El patricio revelando su sueño al Papa Liberio, Bartolomé Esteban Murillo. Óleo sobre tela, 232 x 522 cm, 1662 - 1665. Madrid, Museo Nacional del Prado

La iglesia de Santa María la Blanca, que había sido anteriormente sinagoga y después mezquita, era administrada por el cabildo de la catedral sevillana. En 1662 se inició su reconstrucción, bajo la directa supervisión de Justino de Neve. La advocación de la iglesia era la misma que la de la basílica romana de Santa Maria Maggiore, en latín Sancta Maria ad Nives, es decir, Santa María de las Nieves, por lo que se combinaba en ella la alusión a la pureza inmaculadamente blanca de la Virgen con una fortuita pero feliz referencia al apellido de Justino (Nives-Neve).

A Murillo se le encargó que representara, en dos grandes lunetos situados bajo la cúpula, los orígenes de la basílica romana, y, en otros dos lunetos más pequeños, para las naves laterales, una exaltación de la Inmaculada Concepción y del sacramento de la Eucaristía. La reciente limpieza de los lunetos del Prado y del Triunfo de la Fe de Buscot Park ha revelado la sutileza con que Murillo maneja la luz y la asombrosa fluidez de su pincelada.

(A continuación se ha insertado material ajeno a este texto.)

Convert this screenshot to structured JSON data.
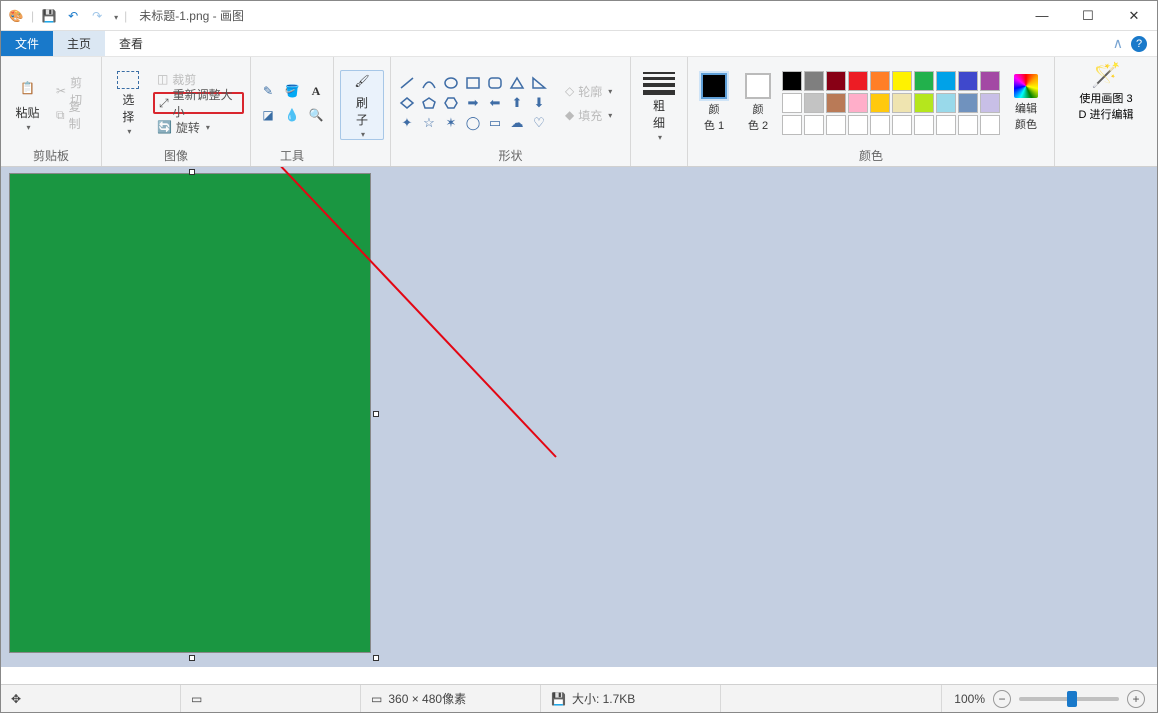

La magnificencia con que en 1665 se festejó la reapertura de la iglesia se describe en una publicación de la que fue autor el sacerdote y poeta Fernando de la Torre Farfán (1609-1677), amigo de Neve. En la plaza contigua a la iglesia se erigieron arcos y altares efímeros, decorados con cuadros de Murillo y otros pintores sevillanos, y se celebraron procesiones, actos litúrgicos de gran esplendor, justas poéticas y una exposición de arte al aire libre.